When the expansion rules came out last year after Las Vegas was awarded the NHL’s 31st franchise, Bob Strumm couldn’t help but be envious.
“Where were those rules when we needed them?” he probably asked himself.
Strumm, the former general manager of the Las Vegas Thunder of the International Hockey League, was working as a pro scout for the Columbus Blue Jackets in 2000, the last time the NHL expanded. And when the league unveils the Golden Knights’ picks Wednesday at T-Mobile Arena, it will be under far different circumstances.
“The biggest difference is there’s only one team,” Strumm said. “Back in 2000, it was us at Minny (Minnesota Wild). And there were only 26 teams to choose from because Nashville and Atlanta were exempt.”
Doug Risebrough was thinking the same thing. He was the Wild’s first general manager and he would love to have had George McPhee’s leverage when it came to building a team from scratch.
“The biggest thing was dealing with the uncertainty,” he said. “Our singular focus was to get the expansion draft right and quickly turn around and focus on the entry draft.”
Though both teams finished last in their respective divisions in their inaugural season, the Blue Jackets fared slightly better than the Wild.
Columbus had 71 points to Minnesota’s 68. But overall, the Wild have been the more successful franchise, having made the conference finals in only their third season (2003) and notching eight postseason appearances overall. The Blue Jackets didn’t make the playoffs until their eighth season and have never made it past the first round in their three postseason appearances.

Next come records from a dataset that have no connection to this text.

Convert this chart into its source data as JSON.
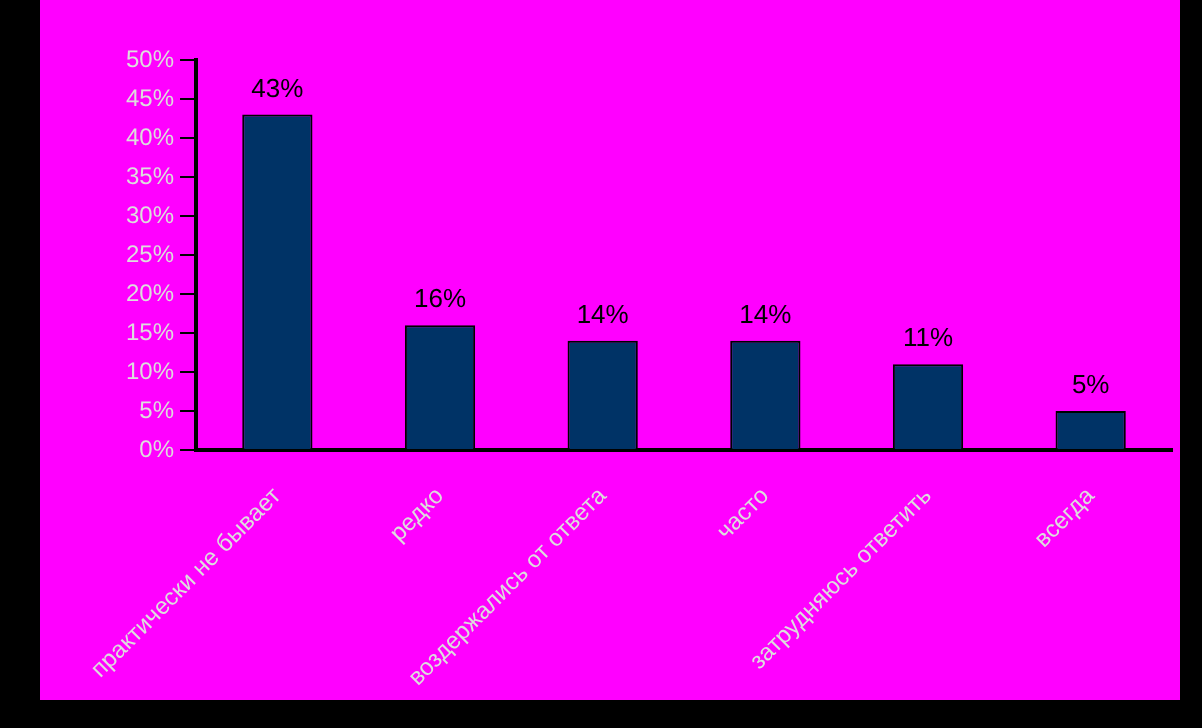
{
  "chart_data": {
    "type": "bar",
    "categories": [
      "практически не бывает",
      "редко",
      "воздержались от ответа",
      "часто",
      "затрудняюсь ответить",
      "всегда"
    ],
    "values": [
      43,
      16,
      14,
      14,
      11,
      5
    ],
    "value_labels": [
      "43%",
      "16%",
      "14%",
      "14%",
      "11%",
      "5%"
    ],
    "color": "#003366",
    "ylim": [
      0,
      50
    ],
    "yticks": [
      {
        "value": 0,
        "label": "0%"
      },
      {
        "value": 5,
        "label": "5%"
      },
      {
        "value": 10,
        "label": "10%"
      },
      {
        "value": 15,
        "label": "15%"
      },
      {
        "value": 20,
        "label": "20%"
      },
      {
        "value": 25,
        "label": "25%"
      },
      {
        "value": 30,
        "label": "30%"
      },
      {
        "value": 35,
        "label": "35%"
      },
      {
        "value": 40,
        "label": "40%"
      },
      {
        "value": 45,
        "label": "45%"
      },
      {
        "value": 50,
        "label": "50%"
      }
    ],
    "grid": false,
    "legend": false
  }
}
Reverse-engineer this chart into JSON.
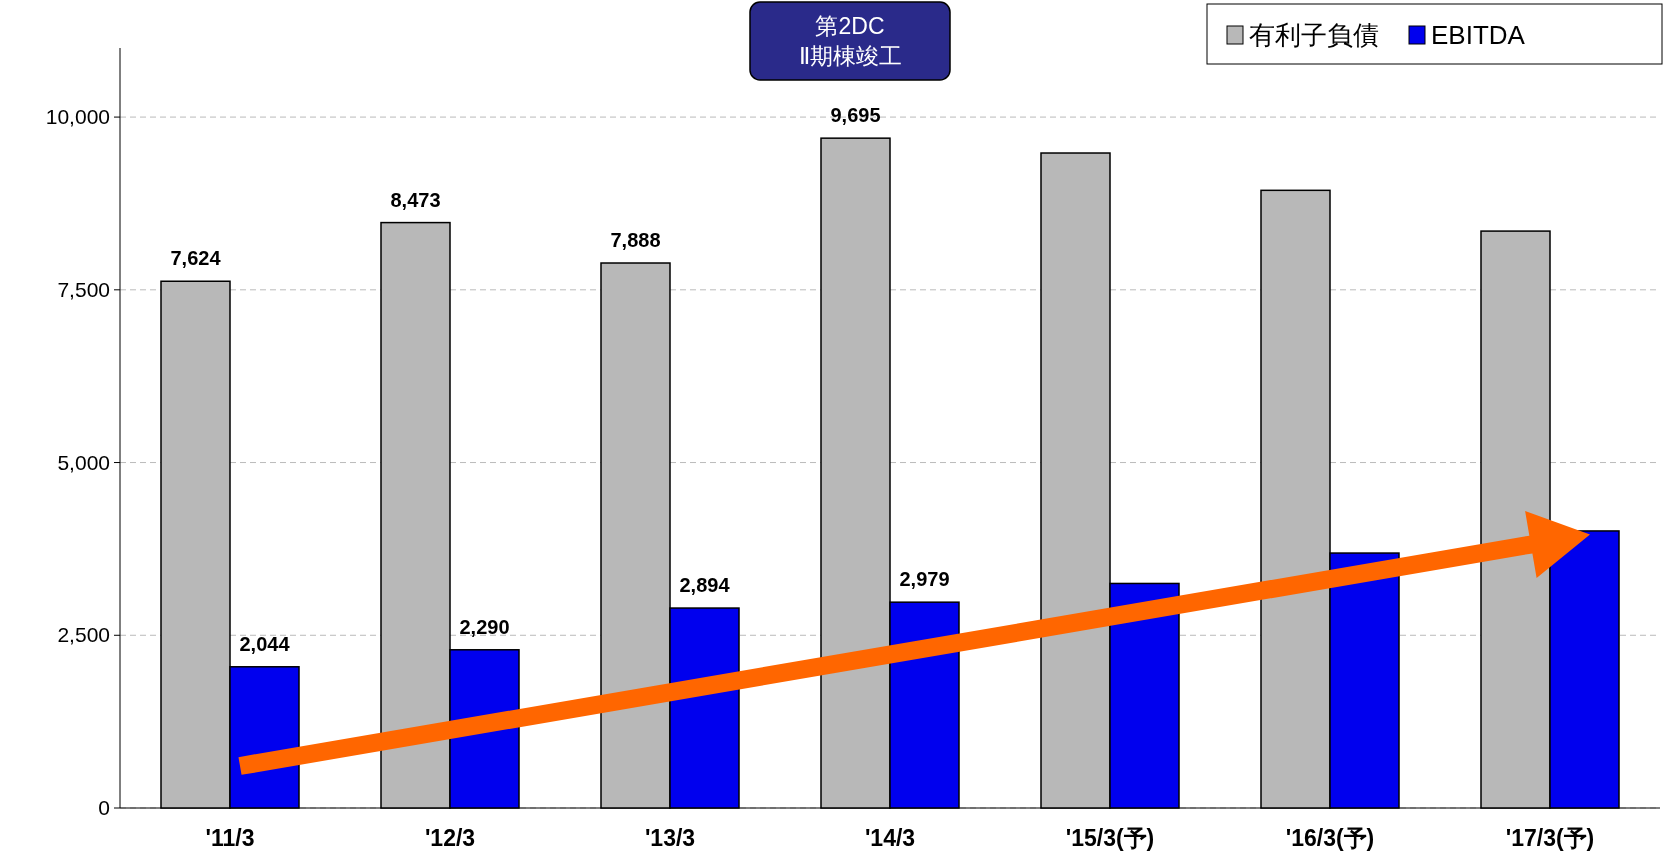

The two markets were vastly different. Columbus was considered a non-traditional hockey market and the Blue Jackets would be the city’s first major league team. Minnesota already had an NHL team, the North Stars, and hockey is part of the state’s sports culture. In Columbus, the game had to be explained; in the Twin Cities, everyone grew up either playing or watching the sport.
“We knew our fan base was sophisticated,” said Risebrough. “So we knew it was important for us to put a competitive team on the ice right away. We wanted a team that could skate and if we could do that, the fans would say, ‘That’s what we want to see.’ ”
Salary cap constraints
There was one other important difference between what the Wild and the Blue Jackets went through compared to the Golden Knights: salary cap. When Minnesota and Columbus joined the NHL, there was no cap. Teams could spend what you needed to try to compete. The Knights are working with a $75 million cap for their inaugural season.
“They have a choice to make,” Strumm said of the Knights. “Do they try and compete right away by spending money on older, more experienced players? Or do they try and stockpile draft picks and be patient?”
Risebrough, who is currently a consultant and a pro scout for the New York Rangers, talked to McPhee. His advice was to get guys with a highly competitive nature and try to avoid establishing a losing culture for the entire organization.
“I told George it was important that the team competes right away because it helps keep the mood up in the (locker) room,” Risebrough said.
He also had some unsolicited advice for owner Bill Foley, who wants to win a Stanley Cup as quickly as possible. The fact both Minnesota and Columbus have never even made the Finals in their 17 years of existence shows it’s a difficult task for any expansion team.
“There’s no easy points in this league,” Risebrough said. “It’s very balanced. That’s why it has got to be more than about the wins and the losses. It’s about how hard are you going to be competing. That’s the key.”
Strumm, who works for Avenir Sports’ Bill Gallacher, who owns the Portland Winter Hawks of the Western Hockey League and Lausanne HC of the Swiss League, said it’s exciting for the city to have an NHL team. And he’s proud of the early contribution he made to Las Vegas with the Thunder.
“We exposed a lot of people to the sport and they’re still fans to this day,” he said. “It’s great for Vegas to have the NHL and I believe they have a chance to be very successful.”